With more than 18,000 previous jumps under his belt, Aikins decided two years ago that the time had come to raise the stakes, and began training for the highest ever parachute-less freefall. Finally performing the stunt in Simi Valley, California, in front of a live audience – including his wife and son – Aikins plopped into the record books at a spine-tingling speed of 193 kilometers per hour (120 mph).
Accompanied by three support crew – all of whom wore parachutes – Aikins used an oxygen tank for the first 3,050 meters (10,000 feet) of his descent, before handing this off to one of his escorts. Reaching terminal velocity in a matter of seconds, the daredevil belly flopped face down, towards the ground, using a GPS tracker to align himself with the center of a 30-by-30 meter (100-by-100-foot) net made of inelastic yet incredibly strong polyethylene cord.

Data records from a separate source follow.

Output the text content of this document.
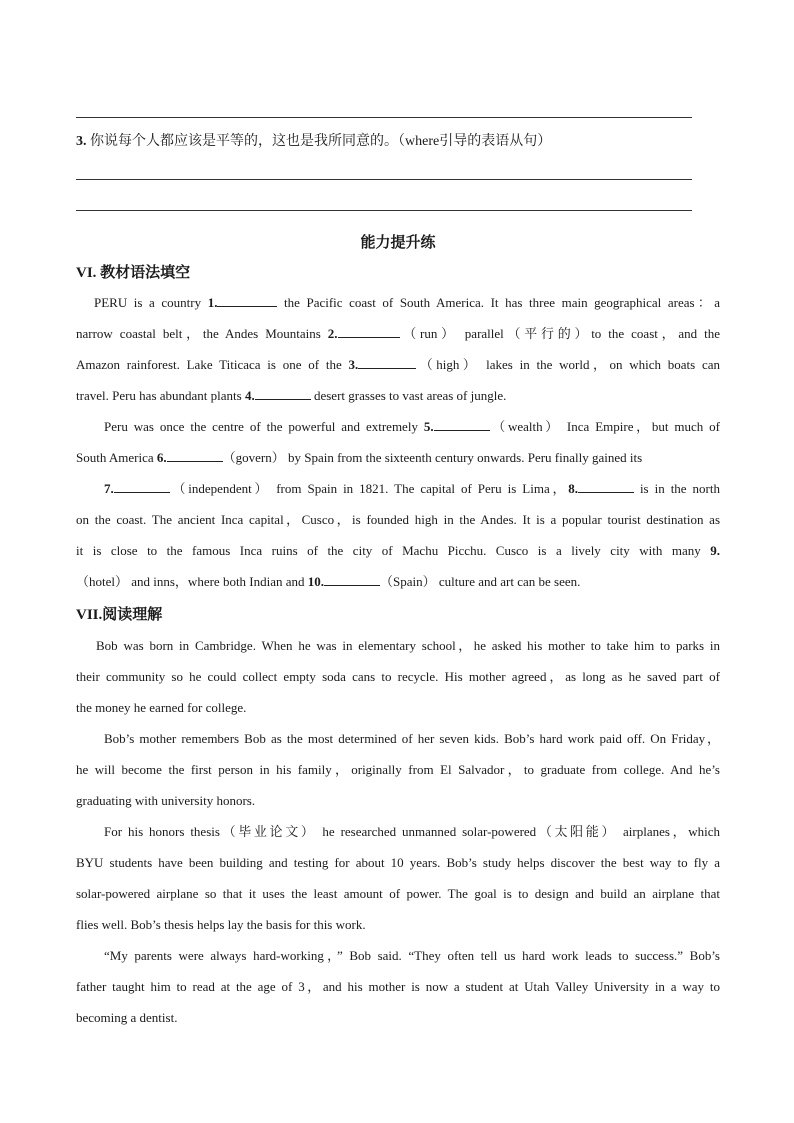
3. 你说每个人都应该是平等的，这也是我所同意的。（where引导的表语从句）
能力提升练
VI. 教材语法填空
PERU is a country 1.	the Pacific coast of South America. It has three main geographical areas：a
narrow coastal belt，the Andes Mountains 2.	（run） parallel（平行的）to the coast，and the
Amazon rainforest. Lake Titicaca is one of the 3.	（high） lakes in the world，on which boats can
travel. Peru has abundant plants 4.	desert grasses to vast areas of jungle.
Peru was once the centre of the powerful and extremely 5.	（wealth） Inca Empire，but much of
South America 6.	（govern） by Spain from the sixteenth century onwards. Peru finally gained its
7.	（independent） from Spain in 1821. The capital of Peru is Lima，8.	is in the north
on the coast. The ancient Inca capital，Cusco，is founded high in the Andes. It is a popular tourist destination as
it is close to the famous Inca ruins of the city of Machu Picchu. Cusco is a lively city with many 9.
（hotel） and inns，where both Indian and 10.	（Spain） culture and art can be seen.
VII.阅读理解
Bob was born in Cambridge. When he was in elementary school，he asked his mother to take him to parks in
their community so he could collect empty soda cans to recycle. His mother agreed，as long as he saved part of
the money he earned for college.
Bob’s mother remembers Bob as the most determined of her seven kids. Bob’s hard work paid off. On Friday，
he will become the first person in his family，originally from El Salvador，to graduate from college. And he’s
graduating with university honors.
For his honors thesis（毕业论文） he researched unmanned solar-powered（太阳能） airplanes，which
BYU students have been building and testing for about 10 years. Bob’s study helps discover the best way to fly a
solar-powered airplane so that it uses the least amount of power. The goal is to design and build an airplane that
flies well. Bob’s thesis helps lay the basis for this work.
“My parents were always hard-working，” Bob said. “They often tell us hard work leads to success.” Bob’s
father taught him to read at the age of 3，and his mother is now a student at Utah Valley University in a way to
becoming a dentist.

In the final stages of his freefall, Aikins rolled over to face the sky, tucked his chin into his chest, and waited for the feeling of something solid against his back. Suspended by four enormous cranes, the net then gently dropped as soon as Aikins made contact with it, in order to break his fall by slowly decelerating him.
Though stunts like this obviously carry a huge potential for disaster to strike, Aikins’ explained in a Facebook post that his meticulous preparation ensured that by the time it came to jump day, there was “nothing but net” breaking his landing.
Yet in spite of all his hard work in the two years leading up to the event, the organizers weren’t quite so confident in his ability to pull it off, with the Screen Actors Guild insisting that he wear a parachute, just in case. However, this extra weight would have significantly increased the risk factor, leading to this requirement being lifted in the final minutes before take-off.